All safe, all dry – but separated, and Ferdinand alone (1.2.215-224) #StormTossed

PROSPERO                                         Why, that’s my spirit!

But was not this nigh shore?

ARIEL                                                             Close by, my master.

PROSPERO     But are they, Ariel, safe?

ARIEL                                                 Not a hair perished;

On their sustaining garments not a blemish,

But fresher than before; and, as thou bad’st me,

In troops I have dispersed them ’bout the isle.

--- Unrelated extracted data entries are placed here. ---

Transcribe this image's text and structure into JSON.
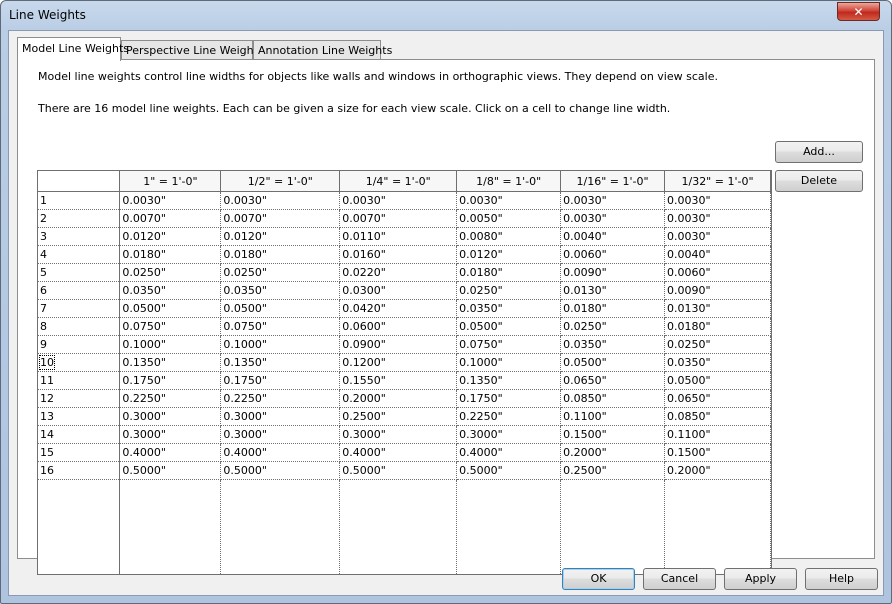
{
  "window": {
    "title": "Line Weights",
    "close_glyph": "✕"
  },
  "tabs": [
    "Model Line Weights",
    "Perspective Line Weights",
    "Annotation Line Weights"
  ],
  "description": {
    "line1": "Model line weights control line widths for objects like walls and windows in orthographic views. They depend on view scale.",
    "line2": "There are 16 model line weights. Each can be given a size for each view scale. Click on a cell to change line width."
  },
  "table": {
    "columns": [
      "1\" = 1'-0\"",
      "1/2\" = 1'-0\"",
      "1/4\" = 1'-0\"",
      "1/8\" = 1'-0\"",
      "1/16\" = 1'-0\"",
      "1/32\" = 1'-0\""
    ],
    "rows": [
      {
        "label": "1",
        "values": [
          "0.0030\"",
          "0.0030\"",
          "0.0030\"",
          "0.0030\"",
          "0.0030\"",
          "0.0030\""
        ]
      },
      {
        "label": "2",
        "values": [
          "0.0070\"",
          "0.0070\"",
          "0.0070\"",
          "0.0050\"",
          "0.0030\"",
          "0.0030\""
        ]
      },
      {
        "label": "3",
        "values": [
          "0.0120\"",
          "0.0120\"",
          "0.0110\"",
          "0.0080\"",
          "0.0040\"",
          "0.0030\""
        ]
      },
      {
        "label": "4",
        "values": [
          "0.0180\"",
          "0.0180\"",
          "0.0160\"",
          "0.0120\"",
          "0.0060\"",
          "0.0040\""
        ]
      },
      {
        "label": "5",
        "values": [
          "0.0250\"",
          "0.0250\"",
          "0.0220\"",
          "0.0180\"",
          "0.0090\"",
          "0.0060\""
        ]
      },
      {
        "label": "6",
        "values": [
          "0.0350\"",
          "0.0350\"",
          "0.0300\"",
          "0.0250\"",
          "0.0130\"",
          "0.0090\""
        ]
      },
      {
        "label": "7",
        "values": [
          "0.0500\"",
          "0.0500\"",
          "0.0420\"",
          "0.0350\"",
          "0.0180\"",
          "0.0130\""
        ]
      },
      {
        "label": "8",
        "values": [
          "0.0750\"",
          "0.0750\"",
          "0.0600\"",
          "0.0500\"",
          "0.0250\"",
          "0.0180\""
        ]
      },
      {
        "label": "9",
        "values": [
          "0.1000\"",
          "0.1000\"",
          "0.0900\"",
          "0.0750\"",
          "0.0350\"",
          "0.0250\""
        ]
      },
      {
        "label": "10",
        "values": [
          "0.1350\"",
          "0.1350\"",
          "0.1200\"",
          "0.1000\"",
          "0.0500\"",
          "0.0350\""
        ]
      },
      {
        "label": "11",
        "values": [
          "0.1750\"",
          "0.1750\"",
          "0.1550\"",
          "0.1350\"",
          "0.0650\"",
          "0.0500\""
        ]
      },
      {
        "label": "12",
        "values": [
          "0.2250\"",
          "0.2250\"",
          "0.2000\"",
          "0.1750\"",
          "0.0850\"",
          "0.0650\""
        ]
      },
      {
        "label": "13",
        "values": [
          "0.3000\"",
          "0.3000\"",
          "0.2500\"",
          "0.2250\"",
          "0.1100\"",
          "0.0850\""
        ]
      },
      {
        "label": "14",
        "values": [
          "0.3000\"",
          "0.3000\"",
          "0.3000\"",
          "0.3000\"",
          "0.1500\"",
          "0.1100\""
        ]
      },
      {
        "label": "15",
        "values": [
          "0.4000\"",
          "0.4000\"",
          "0.4000\"",
          "0.4000\"",
          "0.2000\"",
          "0.1500\""
        ]
      },
      {
        "label": "16",
        "values": [
          "0.5000\"",
          "0.5000\"",
          "0.5000\"",
          "0.5000\"",
          "0.2500\"",
          "0.2000\""
        ]
      }
    ],
    "selected_row": "10"
  },
  "side_buttons": {
    "add": "Add...",
    "delete": "Delete"
  },
  "footer_buttons": {
    "ok": "OK",
    "cancel": "Cancel",
    "apply": "Apply",
    "help": "Help"
  }
}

The King’s son have I landed by himself,

Whom I left cooling of the air with sighs,

In an odd angle of the isle, and sitting,

His arms in this sad knot. (1.2.215-224)

Here is the reassurance – and also the evidence that this has all been carefully planned by Prospero and Ariel, his spirit. The wreck happened close to the shore. And everyone – even the people who jumped overboard – are safe and unharmed, not a hair perished. (This conceit for what it is to be completely unharmed is biblical: Christ tells his followers that although they will be hated for His sake, ‘there shall not a hair of your head perish’, Luke 21.18, echoing many passages in the Old Testament.) And their clothes are fine too: wardrobe pragmatics perhaps? But mostly evidence of magic. The garments are sustaining, possibly (much editorial discussion) because they acted like life-jackets, trapping air and preventing their wearers from sinking; the analogue is Ophelia. It seems unlikely, though: however voluminous, male dress would surely never trap as much air as a farthingale. Avoid speculation: it’s magic, and no one needs to worry about breaking down the costumes with realistic water damage and salt stains. The King and his party are dispersed, in small groups or troops, but Ferdinand the prince is by himself, and Ariel describes him vividly. He’s in an odd angle of the island, an out of the way corner, a little cove perhaps. He is distressed, and traumatised – but this distress is described in a way that makes him sound (already) like a stereotypical lover, cooling of the air with sighs (in the seven ages speech in As You Like It, the lover sighs like a furnace). And his arms are folded across his body in a sad knot, the pose customarily assumed by the melancholy lover, which here Ariel clearly imitates. (Ariel is a mimic; Ariel can, it seems, do comedy.) But overlaid onto this familiar stereotype there is still the image of the terrified young man, alone on a strange shore, hugging himself for comfort in his grief, as he thinks that everyone else – and above all his father the king – has drowned.